US: Lawmakers urge changes to Korea trade pact
US lawmakers are again calling for “substantive changes” to the pending trade pact with Korea ahead of the upcoming G-20 summit in November.
Their concerns are outlined in a letter sent yesterday (18 October) to President Obama and South Korean President Lee. They were prompted by comments made by the US President in June that he planned to address the outstanding issues in the US-Korea Free Trade Agreement (KORUS FTA) before the G-20 meeting and send the agreement to Congress for approval in the following months.

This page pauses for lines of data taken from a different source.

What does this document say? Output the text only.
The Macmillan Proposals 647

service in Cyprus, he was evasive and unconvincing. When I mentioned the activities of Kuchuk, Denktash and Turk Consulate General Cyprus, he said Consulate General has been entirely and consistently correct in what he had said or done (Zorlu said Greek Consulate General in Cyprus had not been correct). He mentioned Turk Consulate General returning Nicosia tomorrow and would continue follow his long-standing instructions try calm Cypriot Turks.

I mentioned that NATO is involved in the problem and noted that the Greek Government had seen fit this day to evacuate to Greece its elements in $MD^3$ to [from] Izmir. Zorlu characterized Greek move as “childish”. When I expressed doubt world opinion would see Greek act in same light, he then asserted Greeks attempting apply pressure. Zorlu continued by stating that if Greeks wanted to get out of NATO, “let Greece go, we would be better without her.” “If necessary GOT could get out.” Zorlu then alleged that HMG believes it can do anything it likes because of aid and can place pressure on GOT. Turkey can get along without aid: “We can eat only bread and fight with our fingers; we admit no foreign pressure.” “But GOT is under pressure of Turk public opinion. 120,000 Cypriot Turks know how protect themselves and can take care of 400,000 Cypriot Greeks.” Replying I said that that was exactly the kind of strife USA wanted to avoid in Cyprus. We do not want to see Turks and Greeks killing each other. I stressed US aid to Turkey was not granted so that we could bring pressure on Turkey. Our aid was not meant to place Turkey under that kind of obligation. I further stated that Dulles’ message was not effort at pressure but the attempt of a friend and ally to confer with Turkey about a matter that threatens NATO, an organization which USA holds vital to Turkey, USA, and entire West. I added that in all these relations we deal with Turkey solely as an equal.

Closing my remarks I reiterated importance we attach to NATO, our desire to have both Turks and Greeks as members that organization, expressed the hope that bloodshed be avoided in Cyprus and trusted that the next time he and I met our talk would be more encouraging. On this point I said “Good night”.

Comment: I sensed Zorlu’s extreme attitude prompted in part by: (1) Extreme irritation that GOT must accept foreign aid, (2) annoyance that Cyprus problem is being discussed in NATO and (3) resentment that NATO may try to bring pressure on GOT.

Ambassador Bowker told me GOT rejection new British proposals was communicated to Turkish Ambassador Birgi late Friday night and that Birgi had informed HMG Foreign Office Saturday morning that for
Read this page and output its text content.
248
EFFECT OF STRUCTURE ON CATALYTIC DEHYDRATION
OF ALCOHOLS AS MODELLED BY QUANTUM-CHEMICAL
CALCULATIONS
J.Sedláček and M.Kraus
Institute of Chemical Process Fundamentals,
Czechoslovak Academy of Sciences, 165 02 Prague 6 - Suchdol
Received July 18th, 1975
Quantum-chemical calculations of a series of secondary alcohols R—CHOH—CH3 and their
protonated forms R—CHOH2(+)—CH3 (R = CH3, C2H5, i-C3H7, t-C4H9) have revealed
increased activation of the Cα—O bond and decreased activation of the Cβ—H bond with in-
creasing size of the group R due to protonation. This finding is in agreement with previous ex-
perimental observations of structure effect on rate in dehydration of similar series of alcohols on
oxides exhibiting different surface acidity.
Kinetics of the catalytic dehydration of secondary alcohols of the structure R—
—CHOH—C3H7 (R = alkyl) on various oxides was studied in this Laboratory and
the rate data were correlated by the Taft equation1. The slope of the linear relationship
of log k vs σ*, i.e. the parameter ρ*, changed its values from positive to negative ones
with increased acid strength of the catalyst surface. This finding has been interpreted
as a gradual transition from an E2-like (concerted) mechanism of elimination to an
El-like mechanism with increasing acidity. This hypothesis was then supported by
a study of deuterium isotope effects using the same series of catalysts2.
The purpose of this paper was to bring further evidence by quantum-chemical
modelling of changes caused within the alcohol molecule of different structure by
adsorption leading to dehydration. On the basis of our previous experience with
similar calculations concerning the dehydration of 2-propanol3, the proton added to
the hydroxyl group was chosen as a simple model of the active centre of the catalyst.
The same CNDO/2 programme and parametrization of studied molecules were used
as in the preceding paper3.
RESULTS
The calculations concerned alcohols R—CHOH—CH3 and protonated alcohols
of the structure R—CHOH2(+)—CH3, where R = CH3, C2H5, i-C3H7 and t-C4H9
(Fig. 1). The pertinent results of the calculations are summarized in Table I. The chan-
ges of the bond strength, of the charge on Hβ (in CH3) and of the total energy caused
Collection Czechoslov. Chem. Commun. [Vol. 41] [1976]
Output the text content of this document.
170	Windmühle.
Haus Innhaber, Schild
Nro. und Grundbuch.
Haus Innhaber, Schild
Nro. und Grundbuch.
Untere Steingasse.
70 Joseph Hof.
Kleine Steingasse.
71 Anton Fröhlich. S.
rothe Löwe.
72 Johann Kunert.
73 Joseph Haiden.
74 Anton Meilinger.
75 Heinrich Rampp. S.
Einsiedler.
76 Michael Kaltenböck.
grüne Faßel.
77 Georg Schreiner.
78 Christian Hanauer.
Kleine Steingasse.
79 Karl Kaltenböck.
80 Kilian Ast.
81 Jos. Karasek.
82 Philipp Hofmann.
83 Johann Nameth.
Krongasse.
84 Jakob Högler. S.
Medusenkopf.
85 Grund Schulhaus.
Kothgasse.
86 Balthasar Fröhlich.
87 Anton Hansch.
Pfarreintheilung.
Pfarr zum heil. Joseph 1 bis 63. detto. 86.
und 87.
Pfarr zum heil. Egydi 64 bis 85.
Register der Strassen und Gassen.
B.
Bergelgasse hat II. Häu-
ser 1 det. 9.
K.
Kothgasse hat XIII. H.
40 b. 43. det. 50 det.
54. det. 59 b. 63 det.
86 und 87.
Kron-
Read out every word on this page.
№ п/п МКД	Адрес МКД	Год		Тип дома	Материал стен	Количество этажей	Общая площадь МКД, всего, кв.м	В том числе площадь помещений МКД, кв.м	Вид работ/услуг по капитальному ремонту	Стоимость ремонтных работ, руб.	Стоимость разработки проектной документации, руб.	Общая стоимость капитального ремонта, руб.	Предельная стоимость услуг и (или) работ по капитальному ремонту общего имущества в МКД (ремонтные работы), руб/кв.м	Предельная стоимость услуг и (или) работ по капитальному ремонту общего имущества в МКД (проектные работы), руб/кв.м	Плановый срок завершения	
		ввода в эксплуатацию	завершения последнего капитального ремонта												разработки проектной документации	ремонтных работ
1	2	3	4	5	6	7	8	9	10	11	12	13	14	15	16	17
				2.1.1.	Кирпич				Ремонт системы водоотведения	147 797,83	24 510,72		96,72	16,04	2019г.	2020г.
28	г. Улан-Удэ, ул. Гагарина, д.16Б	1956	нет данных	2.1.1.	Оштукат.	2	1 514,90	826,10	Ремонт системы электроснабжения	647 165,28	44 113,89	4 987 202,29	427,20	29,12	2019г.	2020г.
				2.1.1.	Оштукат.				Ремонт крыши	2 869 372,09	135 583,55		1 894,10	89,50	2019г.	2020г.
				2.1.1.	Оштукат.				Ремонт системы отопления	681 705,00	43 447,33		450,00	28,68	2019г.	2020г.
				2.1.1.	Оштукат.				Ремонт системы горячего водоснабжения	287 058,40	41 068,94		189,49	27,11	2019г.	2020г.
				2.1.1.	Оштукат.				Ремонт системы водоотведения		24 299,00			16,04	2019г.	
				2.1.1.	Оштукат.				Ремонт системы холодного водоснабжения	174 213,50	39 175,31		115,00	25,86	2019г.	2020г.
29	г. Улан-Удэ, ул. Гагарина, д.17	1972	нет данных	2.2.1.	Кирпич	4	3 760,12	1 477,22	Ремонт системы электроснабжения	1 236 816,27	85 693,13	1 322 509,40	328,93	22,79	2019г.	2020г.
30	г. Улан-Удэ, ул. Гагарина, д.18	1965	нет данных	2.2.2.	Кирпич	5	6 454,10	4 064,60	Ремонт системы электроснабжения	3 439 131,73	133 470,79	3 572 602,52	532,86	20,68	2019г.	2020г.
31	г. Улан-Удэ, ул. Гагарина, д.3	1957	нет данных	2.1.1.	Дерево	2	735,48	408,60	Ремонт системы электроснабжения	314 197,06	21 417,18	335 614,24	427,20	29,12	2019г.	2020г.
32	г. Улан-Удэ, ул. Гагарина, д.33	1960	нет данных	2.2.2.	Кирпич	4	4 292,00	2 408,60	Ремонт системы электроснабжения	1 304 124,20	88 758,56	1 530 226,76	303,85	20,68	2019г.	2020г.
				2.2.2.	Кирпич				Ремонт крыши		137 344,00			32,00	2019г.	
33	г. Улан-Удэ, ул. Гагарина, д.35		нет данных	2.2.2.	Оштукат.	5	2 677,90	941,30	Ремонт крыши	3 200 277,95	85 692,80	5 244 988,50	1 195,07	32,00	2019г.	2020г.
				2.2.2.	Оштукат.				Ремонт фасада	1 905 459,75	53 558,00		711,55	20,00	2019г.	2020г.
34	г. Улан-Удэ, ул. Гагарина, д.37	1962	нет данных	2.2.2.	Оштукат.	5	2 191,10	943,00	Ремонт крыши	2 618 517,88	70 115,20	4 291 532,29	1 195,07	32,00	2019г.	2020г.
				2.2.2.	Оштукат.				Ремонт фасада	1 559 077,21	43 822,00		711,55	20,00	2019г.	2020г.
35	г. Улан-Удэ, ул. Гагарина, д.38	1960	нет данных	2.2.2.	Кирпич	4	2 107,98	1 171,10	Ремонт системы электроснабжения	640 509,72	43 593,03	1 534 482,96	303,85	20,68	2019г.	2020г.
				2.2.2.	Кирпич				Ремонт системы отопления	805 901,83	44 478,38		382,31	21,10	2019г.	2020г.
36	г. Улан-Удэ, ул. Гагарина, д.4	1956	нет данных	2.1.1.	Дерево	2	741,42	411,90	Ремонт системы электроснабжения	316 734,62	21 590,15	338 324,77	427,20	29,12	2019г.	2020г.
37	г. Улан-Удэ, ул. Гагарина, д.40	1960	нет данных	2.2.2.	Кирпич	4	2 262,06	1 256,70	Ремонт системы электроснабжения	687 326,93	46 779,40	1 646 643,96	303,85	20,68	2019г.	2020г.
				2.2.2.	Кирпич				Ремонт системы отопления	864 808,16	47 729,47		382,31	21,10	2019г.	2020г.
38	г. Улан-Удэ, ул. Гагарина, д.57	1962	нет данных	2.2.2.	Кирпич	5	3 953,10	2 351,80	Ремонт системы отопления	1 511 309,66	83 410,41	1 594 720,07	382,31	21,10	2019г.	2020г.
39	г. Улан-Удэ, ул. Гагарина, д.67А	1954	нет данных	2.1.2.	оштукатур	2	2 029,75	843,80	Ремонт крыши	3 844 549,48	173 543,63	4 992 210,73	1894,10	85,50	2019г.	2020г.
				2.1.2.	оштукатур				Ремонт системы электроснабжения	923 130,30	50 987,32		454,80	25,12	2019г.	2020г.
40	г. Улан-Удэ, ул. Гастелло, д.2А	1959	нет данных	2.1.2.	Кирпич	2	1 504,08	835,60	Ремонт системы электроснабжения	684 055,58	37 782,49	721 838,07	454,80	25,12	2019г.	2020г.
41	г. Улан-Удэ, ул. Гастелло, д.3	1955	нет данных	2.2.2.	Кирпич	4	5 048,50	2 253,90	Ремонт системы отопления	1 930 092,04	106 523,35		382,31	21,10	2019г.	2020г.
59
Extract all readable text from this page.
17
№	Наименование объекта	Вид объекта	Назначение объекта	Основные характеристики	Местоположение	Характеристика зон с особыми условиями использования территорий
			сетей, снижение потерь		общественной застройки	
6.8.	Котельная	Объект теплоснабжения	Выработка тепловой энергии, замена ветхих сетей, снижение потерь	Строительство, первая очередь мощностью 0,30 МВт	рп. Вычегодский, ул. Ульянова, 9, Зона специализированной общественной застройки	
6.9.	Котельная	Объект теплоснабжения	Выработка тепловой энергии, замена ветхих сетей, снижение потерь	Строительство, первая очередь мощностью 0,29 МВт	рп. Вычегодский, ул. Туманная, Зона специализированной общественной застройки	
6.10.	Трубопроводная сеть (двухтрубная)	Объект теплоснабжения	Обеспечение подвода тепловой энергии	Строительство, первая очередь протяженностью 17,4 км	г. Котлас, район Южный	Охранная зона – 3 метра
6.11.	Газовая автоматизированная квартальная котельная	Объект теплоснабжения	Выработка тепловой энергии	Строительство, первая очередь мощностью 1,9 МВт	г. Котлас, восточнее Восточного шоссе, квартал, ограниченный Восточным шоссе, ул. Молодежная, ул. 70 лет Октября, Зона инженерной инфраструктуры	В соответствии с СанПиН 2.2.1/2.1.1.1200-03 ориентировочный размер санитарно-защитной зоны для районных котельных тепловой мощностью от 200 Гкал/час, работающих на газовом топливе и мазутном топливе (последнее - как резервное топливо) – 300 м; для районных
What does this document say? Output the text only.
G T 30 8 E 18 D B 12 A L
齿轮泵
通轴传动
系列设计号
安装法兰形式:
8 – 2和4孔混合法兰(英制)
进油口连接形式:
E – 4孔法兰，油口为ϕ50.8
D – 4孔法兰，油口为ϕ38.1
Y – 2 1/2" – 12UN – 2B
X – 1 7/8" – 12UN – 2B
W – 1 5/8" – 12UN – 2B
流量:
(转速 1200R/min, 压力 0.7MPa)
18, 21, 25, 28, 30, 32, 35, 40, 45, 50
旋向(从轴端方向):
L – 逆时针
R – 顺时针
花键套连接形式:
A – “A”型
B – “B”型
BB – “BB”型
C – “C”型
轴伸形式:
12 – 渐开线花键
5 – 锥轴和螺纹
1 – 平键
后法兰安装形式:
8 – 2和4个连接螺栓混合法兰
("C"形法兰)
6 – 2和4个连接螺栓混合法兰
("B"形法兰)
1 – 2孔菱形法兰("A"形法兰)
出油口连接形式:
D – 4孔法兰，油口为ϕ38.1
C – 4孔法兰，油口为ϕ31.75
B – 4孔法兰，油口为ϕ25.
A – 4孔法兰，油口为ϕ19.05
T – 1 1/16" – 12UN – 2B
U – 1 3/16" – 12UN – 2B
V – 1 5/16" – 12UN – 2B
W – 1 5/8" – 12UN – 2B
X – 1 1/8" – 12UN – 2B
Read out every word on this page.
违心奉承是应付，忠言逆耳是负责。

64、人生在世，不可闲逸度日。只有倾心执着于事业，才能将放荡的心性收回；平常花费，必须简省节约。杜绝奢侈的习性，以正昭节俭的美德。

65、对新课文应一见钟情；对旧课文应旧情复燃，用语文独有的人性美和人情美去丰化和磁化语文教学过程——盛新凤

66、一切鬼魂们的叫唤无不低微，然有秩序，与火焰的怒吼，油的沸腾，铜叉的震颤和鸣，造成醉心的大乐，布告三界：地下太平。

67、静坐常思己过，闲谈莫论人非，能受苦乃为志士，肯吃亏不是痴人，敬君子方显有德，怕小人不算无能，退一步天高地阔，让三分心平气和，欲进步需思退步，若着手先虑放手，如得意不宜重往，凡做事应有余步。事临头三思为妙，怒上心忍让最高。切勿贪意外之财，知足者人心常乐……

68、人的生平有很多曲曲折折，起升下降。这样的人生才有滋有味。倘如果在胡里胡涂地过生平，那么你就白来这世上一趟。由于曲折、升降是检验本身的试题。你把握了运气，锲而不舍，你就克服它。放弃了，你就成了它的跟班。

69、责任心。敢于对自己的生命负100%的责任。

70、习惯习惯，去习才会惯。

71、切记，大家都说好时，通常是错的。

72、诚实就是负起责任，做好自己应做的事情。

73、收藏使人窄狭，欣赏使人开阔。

The lawmakers’ action also comes after five textile industry trade associations and the labour union representing textile and apparel workers in August urged the US government to make changes to the textile portions of the free trade agreement with South Korea in order to avoid large scale job losses.
“President Obama and President Lee must take this opportunity to establish a new 21st century standard for free trade agreements,” wrote Congressman Mike Michaud (D-ME), chairman of the House Trade Working Group.
“Even beyond the market access issues for textiles, autos and beef, the current free trade agreement is based on the same failed NAFTA model and promises to ship US jobs overseas.”
In August, opponents outlined three critical errors they claim the legislation contains:
- Large and competitive Korean producers were given immediate and sometimes asymmetric duty free access to the US market in sensitive textile categories;
- The customs enforcement text is weak and will encourage massive fraud, and
- The rule of origin for textiles and apparel gives benefits to China and other countries for a number of important products.
However, with US politicians and the administration now caught up in the country's upcoming mid-term elections in early November, it seems unlikely the legislation will feature high on their list of priorities.